I also use it to pull out email addresses in an email. I send out group emails often and all the bounced returns come back in one email. So, I regex to pull them all out and then drop them into a string var to remove from the database.
I even wrote a little dialog prog to apply regex to my clipboard. It grabs the contents applies the regex and then loads it back into the clipboard.
One thing I use it for in web development all the time is stripping some text of its HTML tags. This might need to be done to sanitize user input for security, or for displaying a preview of a news article. For example, if you have an article with lots of HTML tags for formatting, you can't just do LEFT(article_text,100) + '...' (plus a "read more" link) and render that on a page at the risk of breaking the page by splitting apart an HTML tag.
Also, I've had to strip img tags in database records that link to images that no longer exist. And let's not forget web form validation.
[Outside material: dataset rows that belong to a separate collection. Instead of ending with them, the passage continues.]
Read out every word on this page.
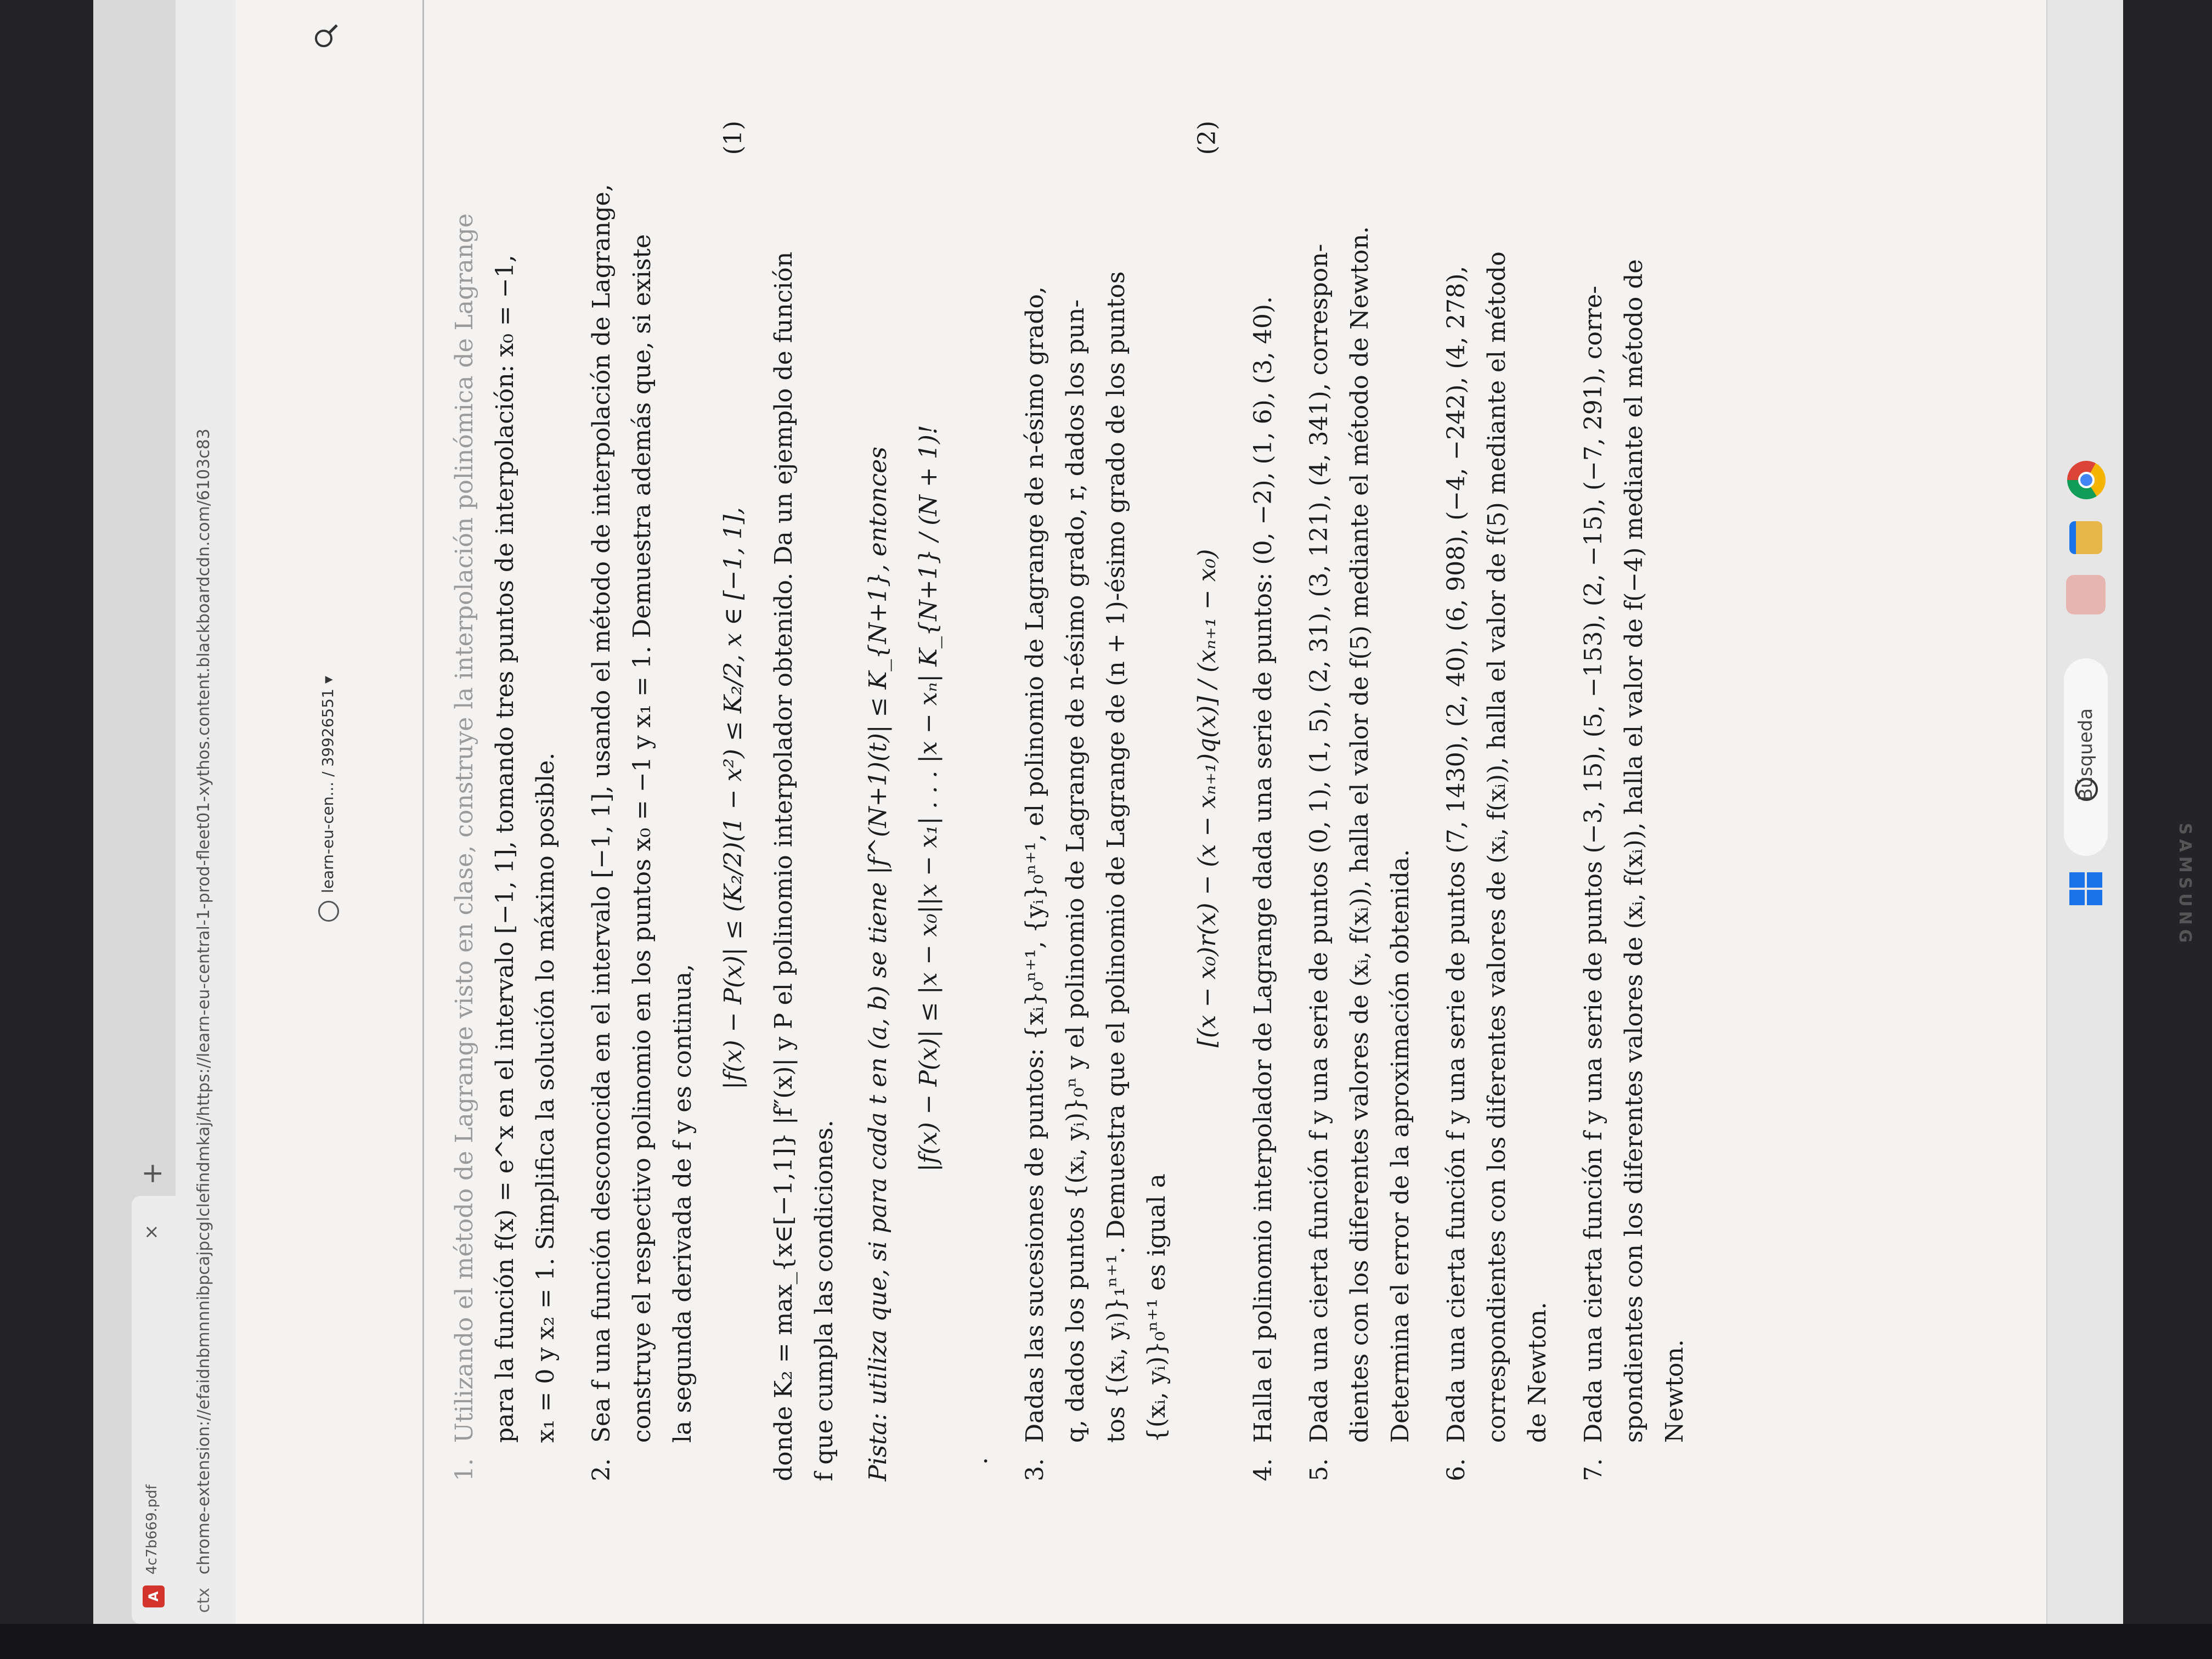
A
4c7b669.pdf
×
+
ctx
chrome-extension://efaidnbmnnnibpcajpcglclefindmkaj/https://learn-eu-central-1-prod-fleet01-xythos.content.blackboardcdn.com/6103c83	learn-eu-cen... / 39926551 ▾
1.
Utilizando el método de Lagrange visto en clase, construye la interpolación polinómica de Lagrange para la función f(x) = e^x en el intervalo [−1, 1], tomando tres puntos de interpolación: x₀ = −1, x₁ = 0 y x₂ = 1. Simplifica la solución lo máximo posible.
2.
Sea f una función desconocida en el intervalo [−1, 1], usando el método de interpolación de Lagrange, construye el respectivo polinomio en los puntos x₀ = −1 y x₁ = 1. Demuestra además que, si existe la segunda derivada de f y es continua,
|f(x) − P(x)| ≤ (K₂/2)(1 − x²) ≤ K₂/2, x ∈ [−1, 1],
(1)
donde K₂ = max_{x∈[−1,1]} |f″(x)| y P el polinomio interpolador obtenido. Da un ejemplo de función f que cumpla las condiciones. Pista: utiliza que, si para cada t en (a, b) se tiene |f^(N+1)(t)| ≤ K_{N+1}, entonces |f(x) − P(x)| ≤ |x − x₀||x − x₁| . . . |x − xₙ| K_{N+1} / (N + 1)!
. 3.
Dadas las sucesiones de puntos: {xᵢ}₀ⁿ⁺¹, {yᵢ}₀ⁿ⁺¹, el polinomio de Lagrange de n-ésimo grado, q, dados los puntos {(xᵢ, yᵢ)}₀ⁿ y el polinomio de Lagrange de n-ésimo grado, r, dados los pun- tos {(xᵢ, yᵢ)}₁ⁿ⁺¹. Demuestra que el polinomio de Lagrange de (n + 1)-ésimo grado de los puntos {(xᵢ, yᵢ)}₀ⁿ⁺¹ es igual a
[(x − x₀)r(x) − (x − xₙ₊₁)q(x)] / (xₙ₊₁ − x₀)
(2)
4.
Halla el polinomio interpolador de Lagrange dada una serie de puntos: (0, −2), (1, 6), (3, 40).
5.
Dada una cierta función f y una serie de puntos (0, 1), (1, 5), (2, 31), (3, 121), (4, 341), correspon- dientes con los diferentes valores de (xᵢ, f(xᵢ)), halla el valor de f(5) mediante el método de Newton. Determina el error de la aproximación obtenida.
6.
Dada una cierta función f y una serie de puntos (7, 1430), (2, 40), (6, 908), (−4, −242), (4, 278), correspondientes con los diferentes valores de (xᵢ, f(xᵢ)), halla el valor de f(5) mediante el método de Newton.
7.
Dada una cierta función f y una serie de puntos (−3, 15), (5, −153), (2, −15), (−7, 291), corre- spondientes con los diferentes valores de (xᵢ, f(xᵢ)), halla el valor de f(−4) mediante el método de Newton.
Búsqueda
SAMSUNG
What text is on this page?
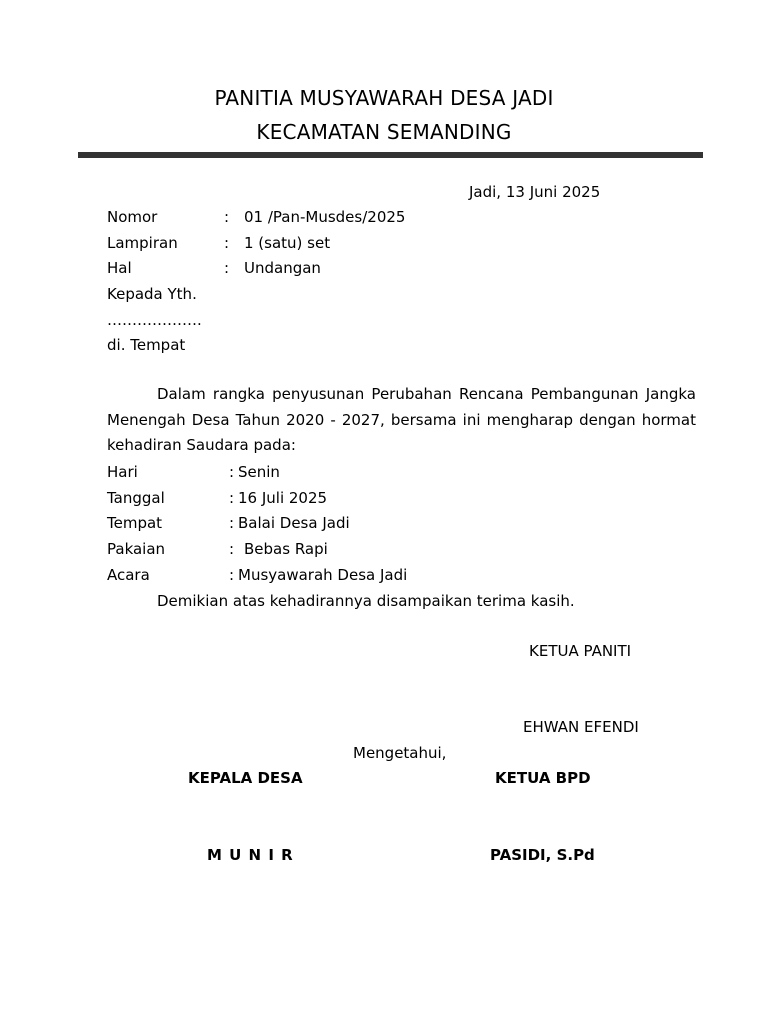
PANITIA MUSYAWARAH DESA JADI
KECAMATAN SEMANDING
Jadi, 13 Juni 2025
Nomor	: 01 /Pan-Musdes/2025
Lampiran	: 1 (satu) set
Hal	: Undangan
Kepada Yth.
……………….
di. Tempat
Dalam rangka penyusunan Perubahan Rencana Pembangunan Jangka Menengah Desa Tahun 2020 - 2027, bersama ini mengharap dengan hormat kehadiran Saudara pada:
Hari	: Senin
Tanggal	: 16 Juli 2025
Tempat	: Balai Desa Jadi
Pakaian	: Bebas Rapi
Acara	: Musyawarah Desa Jadi
Demikian atas kehadirannya disampaikan terima kasih.
KETUA PANITI
EHWAN EFENDI
Mengetahui,
KEPALA DESA	KETUA BPD
M U N I R	PASIDI, S.Pd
If you want to make a user has entered a correct email address (syntactically speaking) into a web form this is about the only way of checking it thoroughly.
I've just pasted a long character sequence into a string literal, and now I want to break it up into a concatenation of shorter string literals so it doesn't wrap. I also want it to be readable, so I want to break only after spaces. I select the whole string (minus the quotation marks) and do an in-selection-only replace-all with this regex:
/.{20,60} /
...and this replacement:
/$0"¶ + "/
...where the pilcrow is an actual newline, and the number of spaces varies from one incident to the next. Result:
String s = "I recently discussed editors with a co-worker. He uses one "
+ "of the less popular editors and I use another (I won't say "
+ "which ones since it's not relevant and I want to avoid an "
+ "editor flame war). I was saying that I didn't like his "
+ "editor as much because it doesn't let you do find/replace "
+ "with regular expressions.";
The first thing I do with any editor is try to figure out it's Regex oddities. I use it all the time. Nothing really crazy, but it's handy when you've got to copy/paste stuff between different types of text - SQL <-> PHP is the one I do most often - and you don't want to fart around making the same change 500 times.
Regex is very handy any time I am trying to replace a value that spans multiple lines. Or when I want to replace a value with something that contains a line break.
I also like that you can match things in a regular expression and not replace the full match using the $# syntax to output the portion of the match you want to maintain.
I agree with you on points 3, 4, and 5 but not necessarily points 1 and 2.
In some cases 1 and 2 are easier to achieve using a anonymous keyboard macro.
By this I mean doing the following:
Position the cursor on the first line
Start a keyboard macro recording
Modify the first line
Position the cursor on the next line
Stop record.
Now all that is needed to modify the next line is to repeat the macro.
I could live with out support for regex but could not live without anonymous keyboard macros.